In the middle of it all sat Drayke, slumped against the wall. Motionless. Eyes rolled back into his head, like his mind had checked out and left his body behind.
"Shit—Drayke!" Grayson rushed forward, dropping to his knees.
Grayson slapped Drayke's cheek—lightly at first, then with more urgency. "C'mon, man. Wake the hell up."
Drayke's pupils flickered back into place, his eyes darting into focus. He blinked slowly, and a crooked grin tugged at the corner of his mouth.
"Woah... you found yourself a friend, four-eyes?" he muttered, eyes fixed on something just over Grayson's shoulder.
Grayson froze, the hairs on the back of his neck rising. "What are you looking at?" he asked, slowly reaching for his blade.
~
Ironheart moved outside, drawn by the thunderous impact from Kaldros' earlier clash. The chaos hadn't subsided—if anything, it had grown. From the look of things, his presence was about to become very necessary.
"Shit. Guess I'll have to do my job." Ironheart muttered, lifting his shield—the only weapon he ever needed. A strong defense didn't need offense. That was his motto, and he was ready to prove it again.
He stepped forward, shield raised, shoving aside goblins as he made his way to Kaldros' body. If the sergeant was still alive, it was by mere moments. Kaldros didn't know how to hold back in a fight.
That's why Ironheart was part of the squad—to pull the hotheaded berserker out when he'd gone too far.
Ironheart grabbed Kaldros by the arm and catapulted him toward the entrance of the hotel, backing up step by step until he, too, reached the threshold. His instincts screamed at him to run.
Something was off.
A battlefield should've meant piles of dead goblins, broken bodies, and blood-soaked concrete. Instead, there wasn't a single corpse in sight.

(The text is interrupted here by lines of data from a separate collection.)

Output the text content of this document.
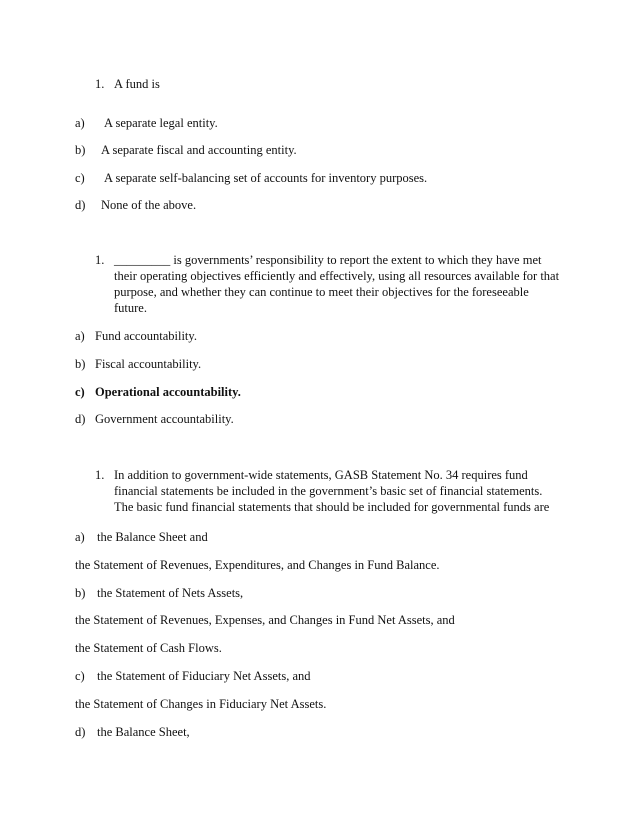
1. A fund is
a) A separate legal entity.
b) A separate fiscal and accounting entity.
c) A separate self-balancing set of accounts for inventory purposes.
d) None of the above.
1. _________ is governments’ responsibility to report the extent to which they have met
their operating objectives efficiently and effectively, using all resources available for that
purpose, and whether they can continue to meet their objectives for the foreseeable
future.
a) Fund accountability.
b) Fiscal accountability.
c) Operational accountability.
d) Government accountability.
1. In addition to government-wide statements, GASB Statement No. 34 requires fund
financial statements be included in the government’s basic set of financial statements.
The basic fund financial statements that should be included for governmental funds are
a) the Balance Sheet and
the Statement of Revenues, Expenditures, and Changes in Fund Balance.
b) the Statement of Nets Assets,
the Statement of Revenues, Expenses, and Changes in Fund Net Assets, and
the Statement of Cash Flows.
c) the Statement of Fiduciary Net Assets, and
the Statement of Changes in Fiduciary Net Assets.
d) the Balance Sheet,
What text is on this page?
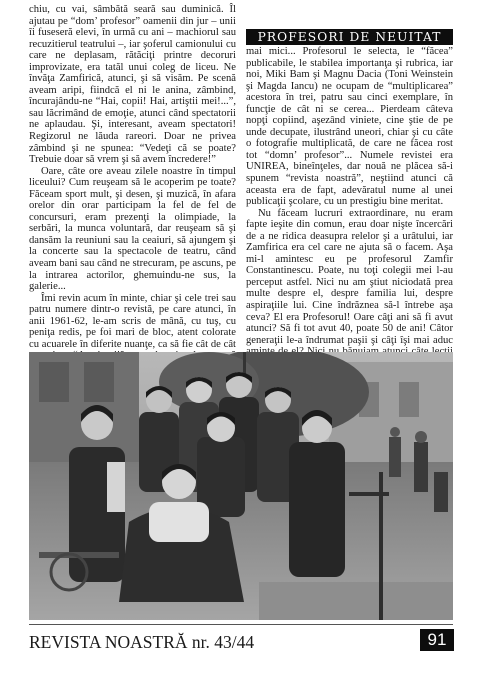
chiu, cu vai, sâmbătă seară sau duminică. Îl ajutau pe “dom’ profesor” oamenii din jur – unii îi fuseseră elevi, în urmă cu ani – machiorul sau recuzitierul teatrului –, iar şoferul camionului cu care ne deplasam, rătăciţi printre decoruri improvizate, era tatăl unui coleg de liceu. Ne învăţa Zamfirică, atunci, şi să visăm. Pe scenă aveam aripi, fiindcă el ni le anina, zâmbind, încurajându-ne “Hai, copii! Hai, artiştii mei!...”, sau lăcrimând de emoţie, atunci când spectatorii ne aplaudau. Şi, interesant, aveam spectatori! Regizorul ne lăuda rareori. Doar ne privea zâmbind şi ne spunea: “Vedeţi că se poate? Trebuie doar să vrem şi să avem încredere!”

Oare, câte ore aveau zilele noastre în timpul liceului? Cum reuşeam să le acoperim pe toate? Făceam sport mult, şi desen, şi muzică, în afara orelor din orar participam la fel de fel de concursuri, eram prezenţi la olimpiade, la serbări, la munca voluntară, dar reuşeam să şi dansăm la reuniuni sau la ceaiuri, să ajungem şi la concerte sau la spectacole de teatru, când aveam bani sau când ne strecuram, pe ascuns, pe la intrarea actorilor, ghemuindu-ne sus, la galerie...

Îmi revin acum în minte, chiar şi cele trei sau patru numere dintr-o revistă, pe care atunci, în anii 1961-62, le-am scris de mână, cu tuş, cu peniţa redis, pe foi mari de bloc, atent colorate cu acuarele în diferite nuanţe, ca să fie cât de cât

PROFESORI DE NEUITAT

mai mici... Profesorul le selecta, le “făcea” publicabile, le stabilea importanţa şi rubrica, iar noi, Miki Bam şi Magnu Dacia (Toni Weinstein şi Magda Iancu) ne ocupam de “multiplicarea” acestora în trei, patru sau cinci exemplare, în funcţie de cât ni se cerea... Pierdeam câteva nopţi copiind, aşezând viniete, cine ştie de pe unde decupate, ilustrând uneori, chiar şi cu câte o fotografie multiplicată, de care ne făcea rost tot “domn’ profesor”... Numele revistei era UNIREA, bineînţeles, dar nouă ne plăcea să-i spunem “revista noastră”, neştiind atunci că aceasta era de fapt, adevăratul nume al unei publicaţii şcolare, cu un prestigiu bine meritat.

Nu făceam lucruri extraordinare, nu eram fapte ieşite din comun, erau doar nişte încercări de a ne ridica deasupra relelor şi a urâtului, iar Zamfirica era cel care ne ajuta să o facem. Aşa mi-l amintesc eu pe profesorul Zamfir Constantinescu. Poate, nu toţi colegii mei l-au perceput astfel. Nici nu am ştiut niciodată prea multe despre el, despre familia lui, despre aspiraţiile lui. Cine îndrăznea să-l întrebe aşa ceva? El era Profesorul! Oare câţi ani să fi avut atunci? Să fi tot avut 40, poate 50 de ani! Câtor generaţii le-a îndrumat paşii şi câţi îşi mai aduc

REVISTA NOASTRĂ nr. 43/44	91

They weren't retreating—they were gathered. Carving strange runes into Kaldros' body. His torso was drenched in blood, lines drawn in it like ink on parchment.
They weren't trying to finish him off.
No—this was something else.
A different motive. One Ironheart couldn't quite pin down. But whatever it was, it was dark. Ritualistic.
He needed to fall back, quickly. His only advantage now was terrain.
The narrow doorway—his only option for a defensible position.
He took it.
Activating his ability—Obelisk—Ironheart transformed into an obsidian golem, an impenetrable barrier of stone and will. The namesake of Team Obsidian, he stood as their final shield when all else failed.